L'Office municipal d'habitation de Montréal (OMHM), le service municipal chargé du logement, a déjà reçu plus de 600 demandes d'aide cette année. La moyenne annuelle est légèrement supérieure à 900. M. Duncan espère que sa demande sera acceptée.
«Je cherche juste un endroit où dormir la nuit sans avoir à m'inquiéter. Si je ne trouve pas, je vais bientôt me retrouver à dormir dans un parc.»
Dans une déclaration à CTV News, Despina Sourias, conseillère du district Loyola et conseillère spéciale en matière de logement au comité exécutif de Montréal, a déclaré que l'administration était consciente que cette période de déménagement serait particulièrement difficile.
«C'est pourquoi notre administration continue d'investir davantage de ressources pour soutenir les ménages vulnérables », a-t-elle écrit. «Nous avons doublé le budget consacré à l'aide à la relocalisation et créé une nouvelle enveloppe de 1,5 million de dollars sur trois ans pour renforcer les comités de logement et les associations de locataires, qui sont des alliés essentiels dans la protection des locataires.»

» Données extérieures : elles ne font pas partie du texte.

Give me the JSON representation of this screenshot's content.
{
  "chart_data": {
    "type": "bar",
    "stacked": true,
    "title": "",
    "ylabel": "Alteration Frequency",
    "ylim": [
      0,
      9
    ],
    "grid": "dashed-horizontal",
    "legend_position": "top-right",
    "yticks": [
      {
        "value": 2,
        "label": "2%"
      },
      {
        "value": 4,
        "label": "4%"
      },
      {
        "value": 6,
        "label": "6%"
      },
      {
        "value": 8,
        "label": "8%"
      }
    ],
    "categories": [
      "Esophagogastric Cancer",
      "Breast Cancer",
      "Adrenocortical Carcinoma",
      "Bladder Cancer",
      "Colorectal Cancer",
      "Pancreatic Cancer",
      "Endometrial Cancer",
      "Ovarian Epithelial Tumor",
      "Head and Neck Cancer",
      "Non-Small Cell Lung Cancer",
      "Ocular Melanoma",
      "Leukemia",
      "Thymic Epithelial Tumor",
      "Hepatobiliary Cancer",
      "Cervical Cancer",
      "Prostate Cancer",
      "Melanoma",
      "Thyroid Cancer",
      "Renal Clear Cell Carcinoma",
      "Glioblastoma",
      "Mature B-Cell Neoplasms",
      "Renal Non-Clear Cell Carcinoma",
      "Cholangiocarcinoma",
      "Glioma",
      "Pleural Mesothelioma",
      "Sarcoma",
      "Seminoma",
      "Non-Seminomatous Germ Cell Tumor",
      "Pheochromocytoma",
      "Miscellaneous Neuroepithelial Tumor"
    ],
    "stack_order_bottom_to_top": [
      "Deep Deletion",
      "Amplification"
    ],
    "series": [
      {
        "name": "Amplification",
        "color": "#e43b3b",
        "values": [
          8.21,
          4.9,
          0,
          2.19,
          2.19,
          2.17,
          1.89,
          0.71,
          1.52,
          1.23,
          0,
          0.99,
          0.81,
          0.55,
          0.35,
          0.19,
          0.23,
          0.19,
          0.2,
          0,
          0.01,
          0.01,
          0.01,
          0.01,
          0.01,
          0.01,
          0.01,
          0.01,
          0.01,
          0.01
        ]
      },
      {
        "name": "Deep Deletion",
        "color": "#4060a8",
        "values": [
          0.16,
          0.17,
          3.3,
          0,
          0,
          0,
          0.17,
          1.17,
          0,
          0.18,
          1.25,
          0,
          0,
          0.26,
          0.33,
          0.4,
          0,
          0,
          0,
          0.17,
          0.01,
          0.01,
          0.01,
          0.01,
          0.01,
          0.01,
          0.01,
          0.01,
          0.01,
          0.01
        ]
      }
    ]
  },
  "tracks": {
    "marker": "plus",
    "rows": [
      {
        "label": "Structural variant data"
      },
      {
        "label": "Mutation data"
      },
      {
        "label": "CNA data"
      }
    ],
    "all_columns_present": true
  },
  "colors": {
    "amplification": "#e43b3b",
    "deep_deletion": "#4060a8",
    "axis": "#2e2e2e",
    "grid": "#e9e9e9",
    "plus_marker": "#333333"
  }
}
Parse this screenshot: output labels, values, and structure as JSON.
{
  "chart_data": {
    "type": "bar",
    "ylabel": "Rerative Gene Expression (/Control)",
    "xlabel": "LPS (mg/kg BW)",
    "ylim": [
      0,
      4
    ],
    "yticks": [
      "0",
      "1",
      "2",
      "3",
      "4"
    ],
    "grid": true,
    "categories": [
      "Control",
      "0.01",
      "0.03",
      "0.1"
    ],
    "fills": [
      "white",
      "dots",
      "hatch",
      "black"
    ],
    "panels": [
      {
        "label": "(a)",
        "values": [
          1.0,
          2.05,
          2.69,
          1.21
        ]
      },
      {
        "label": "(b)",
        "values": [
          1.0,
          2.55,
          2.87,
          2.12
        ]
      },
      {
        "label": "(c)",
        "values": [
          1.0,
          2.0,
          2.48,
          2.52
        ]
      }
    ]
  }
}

Mme Sourias a ajouté que la ville travaille activement avec ses partenaires pour s'assurer que personne ne soit laissé pour compte.
«Nous voulons que chaque ménage sache qu'il n'est pas seul et qu'il existe des ressources concrètes pour l'aider à traverser cette épreuve.»
Mais Mme van Nooten a expliqué que les associations de logement sont déjà débordées. «Le personnel est épuisé. Des organisations de toute la ville nous disent qu'elles ont dû réduire leurs heures d'ouverture et qu'elles ne parviennent toujours pas à répondre à toutes les demandes», a-t-elle affirmé, qualifiant cette situation d'appel à l'aide.
Selon elle, ce dont on a le plus besoin, c'est de logements sociaux, et vite. «Le marché privé est régi par la cupidité. Il ne répond pas à ce besoin fondamental», a-t-elle ajouté. «Nous avons besoin de plus de logements subventionnés, d'une aide plus concrète pour les personnes qui cherchent un logement et d'une meilleure protection des locataires.»
Pour l'instant, Richard Duncan continue d'attendre, sans filet de sécurité.